Taraflar arasındaki alacak davasından dolayı yapılan yargılama sonunda, Mahkemece davanın kısmen kabulüne karar verilmiştir.

Kararın taraf vekilleri tarafından temyiz edilmesi üzerine, Dairece Mahkeme kararının onanmasına karar verilmiştir.
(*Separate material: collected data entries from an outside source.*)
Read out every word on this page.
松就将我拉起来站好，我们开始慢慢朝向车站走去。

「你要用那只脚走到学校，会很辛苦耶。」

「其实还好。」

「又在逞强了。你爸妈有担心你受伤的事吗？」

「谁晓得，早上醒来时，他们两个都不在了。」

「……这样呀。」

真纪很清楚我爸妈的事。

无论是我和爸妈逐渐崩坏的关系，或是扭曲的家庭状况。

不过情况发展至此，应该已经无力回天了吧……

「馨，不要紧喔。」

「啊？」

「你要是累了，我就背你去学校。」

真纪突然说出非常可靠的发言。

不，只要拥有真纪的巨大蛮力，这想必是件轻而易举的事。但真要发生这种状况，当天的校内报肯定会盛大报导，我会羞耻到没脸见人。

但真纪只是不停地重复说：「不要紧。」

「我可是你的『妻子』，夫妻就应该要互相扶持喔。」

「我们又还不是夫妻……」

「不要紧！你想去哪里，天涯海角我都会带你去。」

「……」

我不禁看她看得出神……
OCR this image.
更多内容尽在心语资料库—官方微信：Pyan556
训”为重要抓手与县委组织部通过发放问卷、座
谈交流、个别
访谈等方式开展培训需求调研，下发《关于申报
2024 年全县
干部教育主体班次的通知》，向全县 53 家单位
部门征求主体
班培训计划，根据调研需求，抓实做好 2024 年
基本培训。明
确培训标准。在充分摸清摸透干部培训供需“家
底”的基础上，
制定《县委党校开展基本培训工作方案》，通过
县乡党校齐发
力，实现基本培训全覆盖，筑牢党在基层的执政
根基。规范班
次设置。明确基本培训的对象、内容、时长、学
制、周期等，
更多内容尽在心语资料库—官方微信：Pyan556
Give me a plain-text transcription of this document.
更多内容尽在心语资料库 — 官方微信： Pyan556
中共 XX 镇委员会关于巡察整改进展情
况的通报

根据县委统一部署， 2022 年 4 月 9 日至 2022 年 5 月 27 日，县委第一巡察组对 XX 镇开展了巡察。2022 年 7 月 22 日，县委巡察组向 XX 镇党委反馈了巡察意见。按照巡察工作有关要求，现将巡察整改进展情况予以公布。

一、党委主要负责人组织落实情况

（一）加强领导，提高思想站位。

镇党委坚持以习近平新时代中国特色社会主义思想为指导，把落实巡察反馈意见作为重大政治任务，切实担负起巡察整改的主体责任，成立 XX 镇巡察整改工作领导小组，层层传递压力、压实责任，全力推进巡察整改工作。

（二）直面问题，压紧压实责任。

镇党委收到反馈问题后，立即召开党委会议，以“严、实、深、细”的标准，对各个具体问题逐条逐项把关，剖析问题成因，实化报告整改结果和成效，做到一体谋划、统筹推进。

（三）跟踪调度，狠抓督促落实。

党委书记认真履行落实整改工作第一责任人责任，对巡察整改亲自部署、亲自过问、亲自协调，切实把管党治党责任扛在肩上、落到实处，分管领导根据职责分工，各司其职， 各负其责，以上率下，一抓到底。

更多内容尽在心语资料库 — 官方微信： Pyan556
Davalı vekili tarafından Dairece verilen kararın düzeltilmesi istenilmiş olmakla; kesinlik, süre ve diğer usul eksiklikler yönünden yapılan ön inceleme sonucunda, karar düzeltme dilekçesinin kabulüne karar verildikten ve Tetkik Hâkimi tarafından hazırlanan rapor dinlendikten sonra dosyadaki belgeler incelenip gereği düşünüldü:

I. DAVA
Davacı vekili; taraflar arasında 25.10.2007 başlangıç tarihli bayilik sözleşmesi imzalandığını, davalı tarafın sözleşmeyi hiçbir haklı gerekçe göstermeden ve süresi bitmeden sona erdirerek akdin ifasını imkansız hale getirdiğini, müvekkili şirketin bu sözleşmenin uygulanması halinde elde edeceği gelirleri ve doğacak kârları elde edemediğini, Rekabet Kurumu tarafından dava konusu Bayilik Sözleşmesinin 25.10.2012 tarihine kadar grup muafiyetinden yararlandığını, bu tarihe kadar geçerli olduğunun açıkça ve yazılı olarak belirtildiğini, davaya konu bayilik sözleşmesi ve intifa hakkının 25.10.2007 tarihinden itibaren 5 yıllık süre için grup muafiyeti kapsamına girdiğini, bu nedenle de bayilik sözleşmesinin 25.10.2012 tarihine kadar geçerli olduğunu ileri sürerek Türkiye Cumhuriyeti Merkez Bankası döviz satış kuru üzerinden hesaplanacak 50.000,00 Amerikan Doları karşılığı Türk Lirası cezai şartın ve dava tarihinden itibaren işleyecek ticari avans faizi ile birlikte davalıdan tahsilini, 20.000,00 TL mahrum kalınan kârın bayilik sözleşmesi’nin fesih tarihi olan 18.09.2010 tarihinden itibaren ticari avans faizi ile birlikte davalıdan tahsilini talep etmiştir. Davacı vekili, ıslah dilekçesi ile kâr mahrumiyeti talebini 1.008.651,75 TL’ye çıkarmıştır.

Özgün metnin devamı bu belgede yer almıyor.